"Las lagartijas invaden la Capital y el GBA, y cada vez son más grandes", se inquietó Clarín. "Pánico por invasión de lagartijas en la Ciudad y el conurbano", exageró Crónica. "Lagartijas se apoderan de la ciudad de Buenos Aires", se aterró el sitio mexicano Debate. Los titulares, publicados este verano, daban cuenta de un fenómeno que circula con curiosidad o preocupación silenciada entre miles de hogares del Área Metropolitana: la convivencia forzada con una especie exótica.
La irrupción de los reptiles de entre 3 y 13 centímetros generó otra grieta en los hogares porteños y bonaerenses. Están los que sienten miedo y asco, y los que los adoptan como mascotas. Los apocalípticos que los ahuyentan con repelentes y los integrados que los celebran como insecticidas naturales. En los grupos vecinales de Facebook llegan reportes de avistajes en Vicente López y San Isidro, Lanús y Avellaneda, Chacarita y Colegiales, Flores y Villa Crespo. Y no se limitan al plano horizontal: algunos suceden hasta en el octavo piso.
Limpio, inofensivo y huidizo, el invasor "corresponde a una variedad de gecko que vulgarmente se llama salamanquesa, cuyo nombre científico es Tarentola mauritanica, por Mauritania, en el noroeste de África", precisa Oscar Stellatelli, del Grupo Vertebrados del Instituto de Investigaciones Marinas y Costeras (Conicet - Universidad Nacional de Mar del Plata). La salamanquesa tuvo un rol determinante en su propia vida.

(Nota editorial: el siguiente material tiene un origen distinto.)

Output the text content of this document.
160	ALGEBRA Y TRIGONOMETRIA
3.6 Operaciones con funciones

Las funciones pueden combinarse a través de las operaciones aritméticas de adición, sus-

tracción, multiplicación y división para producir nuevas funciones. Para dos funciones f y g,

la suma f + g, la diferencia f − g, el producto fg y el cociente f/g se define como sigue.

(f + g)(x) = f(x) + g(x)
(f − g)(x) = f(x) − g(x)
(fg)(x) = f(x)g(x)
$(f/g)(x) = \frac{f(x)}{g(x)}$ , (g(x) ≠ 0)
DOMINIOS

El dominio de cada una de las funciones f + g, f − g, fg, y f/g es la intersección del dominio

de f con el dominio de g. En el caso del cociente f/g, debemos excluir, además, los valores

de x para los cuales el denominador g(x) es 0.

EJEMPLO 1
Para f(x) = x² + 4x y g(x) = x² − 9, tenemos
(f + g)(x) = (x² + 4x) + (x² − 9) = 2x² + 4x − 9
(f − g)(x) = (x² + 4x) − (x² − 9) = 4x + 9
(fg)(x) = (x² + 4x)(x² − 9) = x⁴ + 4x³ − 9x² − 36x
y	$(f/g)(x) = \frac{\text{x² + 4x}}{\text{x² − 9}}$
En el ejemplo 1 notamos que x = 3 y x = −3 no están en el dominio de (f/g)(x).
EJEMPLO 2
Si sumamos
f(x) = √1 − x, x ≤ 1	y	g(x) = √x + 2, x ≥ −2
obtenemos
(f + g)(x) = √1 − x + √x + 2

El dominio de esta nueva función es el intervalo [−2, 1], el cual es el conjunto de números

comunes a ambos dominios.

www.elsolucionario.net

En 1994, cuando todavía estaba en el colegio, un conocido le regaló una que había encontrado en La Tablada; el encuentro marcó su camino hacia la herpetología, la rama de la ciencia que estudia a reptiles y anfibios. "Ese pequeño animal de edad desconocida fue mi compañero de estudios hasta casi el final de mi carrera", dice nostálgico.
Allá lejos…
Para explicar cómo llegaron los geckos a otras vidas argentinas, Stellatelli da cuenta de un antecedente que despierta cierto consenso: el desembarco de cargamentos de madera africana en los 80. "No siempre que una especie exótica llega a una localidad nueva tiene éxito en el primer arribo –aclara–; generalmente pueden ocurrir varios, tanto en tiempo como en espacio". Es posible, entonces, pensar en comunidades de geckos del mar Mediterráneo (entre el norte de África y el sur de Europa), que fueron llegando como polizones en contenedores y embalajes. Distintas oleadas de cruces océanicos que, aun a temperaturas extremas y sin agua ni comida, les permitieron desembarcar vivitos y coleando.
Después de dejar el puerto, las salamanquesas cumplieron una ley natural. Cuando se amplían los centros urbanos y el cemento reemplaza a los pastizales nativos, algunas especies autóctonas no se adaptan y deben migrar. Los geckos empezaron a cubrir los huecos dejados por las lagartijas bonaerenses, "ya que son capaces de trepar y explotar la verticalidad que ofrecen las construcciones de concreto, y tienen hábitos nocturnos que les ayudan a evitar depredadores", detalla el biólogo. Su visibilidad –y la alarma en la prensa– aumenta en los meses cálidos, cuando dejan de hibernar y tienen más alimento a disposición en casas y departamentos.
A esta altura ya generaron una descendencia criolla que fue creciendo gracias a los viajes internos. "Si bien tienen una capacidad de dispersión relativamente limitada, condicionada por su pequeño tamaño, morfología y metabolismo, sus hábitos nocturnos y la habilidad de trepar le han permitido ser exitosas y escurridizas a la vista de quienes las han transportado por accidente", confirma el especialista. Una vez instaladas entre nosotros, esperan pacientes bajo taparrollos, muebles o electrodomésticos. Cuando cae el sol, emergen para comerse los insectos que revolotean alrededor de las luminarias. No sólo cenan en casa; también se reproducen. Las futuras mamás buscan una maceta y entierran dos huevos de cáscara dura, tan chicos como semillas de mandarina.
Los geckos no representan ningún peligro. No son venenosos ni transmiten enfermedades zoonóticas (entre animales y seres humanos). Su hoja de ruta se limita a los centros urbanos. No hay reportes de su presencia en reservas donde podrían amenazar a especies protegidas. Stellatelli, entonces, opta por la vía pacífica: "Hay que aceptarlos como un integrante más del ecosistema que nosotros mismos generamos, tal como lo hacemos con otros animales de nuestro entorno inmediato". Por ahora, todo indica que son reptiles de buena voluntad que sólo quieren habitar el suelo argentino.